LBB> Clients’ thirst for content seems to be unquenchable - and they need content that’s fast and responsive! What’s the key to creating LOTS of stuff at SPEED - without sacrificing production values? Is it even possible?

Greta> Young people want content, content, content. It doesn’t have to be good, funny, shocking, it has to be everything…. scroll, engage for seven seconds, scroll, scroll, scroll…. it’s insatiable. I think Covid lockdowns triggered a deeper desire to devour content. It changed consumption habits, so production had to change with it, and it’s here to stay.

Even small crews shooting on DLSRs with some light panels can be too cumbersome and pricey for these types of social content jobs and budgets. There’s a big move to shoot a lot of this content on phones. It makes sense. Keep the money for the ATL!

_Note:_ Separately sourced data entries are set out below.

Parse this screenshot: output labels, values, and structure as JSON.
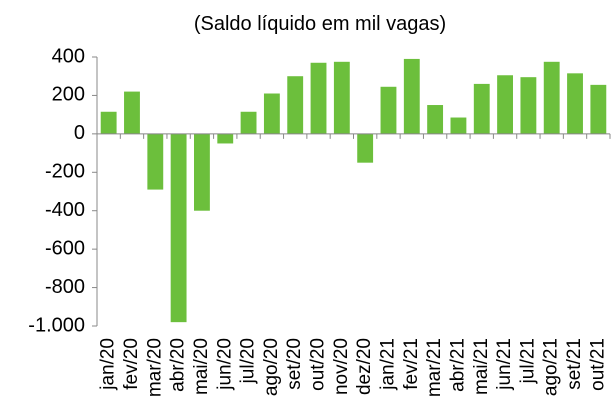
{
  "chart_data": {
    "type": "bar",
    "title": "(Saldo líquido em mil vagas)",
    "categories": [
      "jan/20",
      "fev/20",
      "mar/20",
      "abr/20",
      "mai/20",
      "jun/20",
      "jul/20",
      "ago/20",
      "set/20",
      "out/20",
      "nov/20",
      "dez/20",
      "jan/21",
      "fev/21",
      "mar/21",
      "abr/21",
      "mai/21",
      "jun/21",
      "jul/21",
      "ago/21",
      "set/21",
      "out/21"
    ],
    "values": [
      115,
      220,
      -290,
      -980,
      -400,
      -50,
      115,
      210,
      300,
      370,
      375,
      -150,
      245,
      390,
      150,
      85,
      260,
      305,
      295,
      375,
      315,
      255
    ],
    "color": "#6cbf3c",
    "ylim": [
      -1000,
      400
    ],
    "yticks": [
      400,
      200,
      0,
      -200,
      -400,
      -600,
      -800,
      {
        "value": -1000,
        "label": "-1.000"
      }
    ],
    "grid": false
  }
}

Look, anything’s possible. But is this content any good? Something’s got to give, and that give, is for producers to figure out the winning formula of delivery craft, with speed and value. And that means there has to be a reality check and acceptance that we need to shoot in different ways and streamline where we can. Agencies and clients need to be behind this change and support production.  


LBB> To what extent is production strategic - traditionally it’s the part that comes at the ‘end’ of the agency process, but it seems in many cases production is a valuable voice to have right up top - what are your thoughts/experiences of this?

Greta> Any agency that has in-house production but doesn’t embrace and work with it is missing a trick. Value production like it values your idea, your clients, and getting the work made in the best way it can be. You have people in your agency with the expertise you can tap into. Everything is so time critical, so the quicker you can get a brief and creative over to the guys who will help you to make it, the better. It’s a no brainer. 


LBB> And what advice would you give to an aspiring agency producer?

Greta> Go and do the IPA and/or the APA masterclasses. Run or production assist on as many shoots as you can. Get to know and work into agency or film producers whose work you admire. Think about the kind of work you want to produce. If you have an in-house production offering, go and spend as much time as you can with these guys. Learning from them will make your job as an agency producer, or integrated producer, ten times more productive and rewarding.